Detectie- en preventiemodi

Wanneer u een WAF-beleid maakt, wordt het beleid gestart in de detectiemodus. U wordt aangeraden het WAF-beleid in de detectiemodus te laten terwijl u de WAF voor uw verkeer afstemt. In deze modus blokkeert WAF geen aanvragen. In plaats daarvan worden aanvragen die overeenkomen met de WAF-regels door de WAF geregistreerd zodra logboekregistratie is ingeschakeld.

Logboekregistratie inschakelen: Bewaking en logboekregistratie van Azure Web Application Firewall

Zodra logboekregistratie is ingeschakeld en uw WAF aanvraagverkeer ontvangt, kunt u uw WAF afstemmen door uw logboeken te bekijken.

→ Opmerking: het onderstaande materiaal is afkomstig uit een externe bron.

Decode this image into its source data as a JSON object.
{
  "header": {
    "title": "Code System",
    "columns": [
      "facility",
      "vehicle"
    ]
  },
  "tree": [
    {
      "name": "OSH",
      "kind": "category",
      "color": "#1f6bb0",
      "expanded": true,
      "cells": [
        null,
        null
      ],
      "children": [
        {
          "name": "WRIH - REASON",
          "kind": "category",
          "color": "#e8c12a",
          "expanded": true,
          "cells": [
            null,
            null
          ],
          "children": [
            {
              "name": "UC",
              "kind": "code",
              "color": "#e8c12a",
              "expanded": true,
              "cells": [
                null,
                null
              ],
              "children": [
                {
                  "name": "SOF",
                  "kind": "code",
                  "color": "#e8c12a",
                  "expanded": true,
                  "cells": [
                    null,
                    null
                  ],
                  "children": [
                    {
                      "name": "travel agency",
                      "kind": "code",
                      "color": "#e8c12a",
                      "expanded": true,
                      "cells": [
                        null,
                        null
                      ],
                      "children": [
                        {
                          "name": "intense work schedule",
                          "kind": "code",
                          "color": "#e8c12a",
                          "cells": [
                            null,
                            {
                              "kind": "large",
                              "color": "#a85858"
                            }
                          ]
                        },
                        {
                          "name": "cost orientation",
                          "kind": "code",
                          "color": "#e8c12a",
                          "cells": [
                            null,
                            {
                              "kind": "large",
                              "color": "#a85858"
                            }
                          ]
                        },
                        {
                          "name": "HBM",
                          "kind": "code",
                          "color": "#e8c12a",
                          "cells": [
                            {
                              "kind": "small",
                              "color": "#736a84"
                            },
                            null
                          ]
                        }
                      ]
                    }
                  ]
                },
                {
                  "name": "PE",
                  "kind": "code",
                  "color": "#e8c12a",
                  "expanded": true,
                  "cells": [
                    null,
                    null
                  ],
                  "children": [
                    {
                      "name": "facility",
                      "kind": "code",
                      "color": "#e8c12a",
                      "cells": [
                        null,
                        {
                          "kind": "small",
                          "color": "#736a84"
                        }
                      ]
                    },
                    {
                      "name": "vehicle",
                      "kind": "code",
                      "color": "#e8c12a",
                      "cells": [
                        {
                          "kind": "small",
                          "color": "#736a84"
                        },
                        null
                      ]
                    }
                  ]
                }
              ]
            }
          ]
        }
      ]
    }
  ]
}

Meer informatie: Azure Web Application Firewall afstemmen voor Azure Front Door

De volgende query toont de aanvragen die zijn geblokkeerd door het WAF-beleid in de afgelopen 24 uur. De details omvatten, regelnaam, aanvraaggegevens, actie die door het beleid wordt uitgevoerd en de beleidsmodus.

AzureDiagnostics
| where TimeGenerated >= ago(24h)
| where Category == "FrontdoorWebApplicationFirewallLog"
| where action_s == "Block"
| project RuleID=ruleName_s, DetailMsg=details_msg_s, Action=action_s, Mode=policyMode_s, DetailData=details_data_s
RegelID Detail Handeling Wijze Detailgegevens
DefaultRuleSet-1.0-SQLI-942430 Beperkte anomaliedetectie van SQL-tekens (args): aantal speciale tekens overschreden (12) Blokkeren detectie Overeenkomende gegevens: CfDJ8KQ8bY6D

Controleer de WAF-logboeken om te bepalen of beleidsregels vals-positieven veroorzaken. Sluit vervolgens de WAF-regels uit op basis van de WAF-logboeken.

Meer informatie

Zodra logboekregistratie is ingesteld en uw WAF verkeer ontvangt, kunt u de effectiviteit van uw botbeheerregels beoordelen bij het verwerken van botverkeer. De volgende query toont de acties die zijn uitgevoerd door de regelset voor botbeheer, gecategoriseerd op bottype. In de detectiemodus registreert de WAF alleen acties voor botverkeer. Eenmaal overgeschakeld naar de preventiemodus, begint de WAF echter actief ongewenste botverkeer te blokkeren.

AzureDiagnostics
| where Category == "FrontDoorWebApplicationFirewallLog"
| where action_s in ("Log", "Allow", "Block", "JSChallenge", "Redirect") and ruleName_s contains "BotManager"
| extend RuleGroup = extract("Microsoft_BotManagerRuleSet-[\\d\\.]+-(.*?)-Bot\\d+", 1, ruleName_s)
| extend RuleGroupAction = strcat(RuleGroup, " - ", action_s)
| summarize Hits = count() by RuleGroupAction, bin(TimeGenerated, 30m)
| project TimeGenerated, RuleGroupAction, Hits
| render columnchart kind=stacked

Schakelen tussen modi

Als u wilt zien dat WAF actie onderneemt op aanvraagverkeer, selecteert u Overschakelen naar de preventiemodus op de pagina Overzicht, waarmee de modus wordt gewijzigd van Detectie in Preventie. Aanvragen die overeenkomen met de regels in de DRS worden geblokkeerd en geregistreerd in de WAF-logboeken. De WAF voert de voorgeschreven actie uit wanneer een aanvraag overeenkomt met een of meer regels in de DRS en de resultaten registreert. De DRS is standaard ingesteld op de modus anomaliescore; dit betekent dat de WAF geen actie onderneemt voor een aanvraag, tenzij aan de drempelwaarde voor anomaliescore wordt voldaan.

Lees meer over anomaliereferentiescores: Azure Web Application Firewall DRS-regelgroepen en -regels

Als u wilt terugkeren naar de detectiemodus, selecteert u Overschakelen naar de detectiemodus op de pagina Overzicht.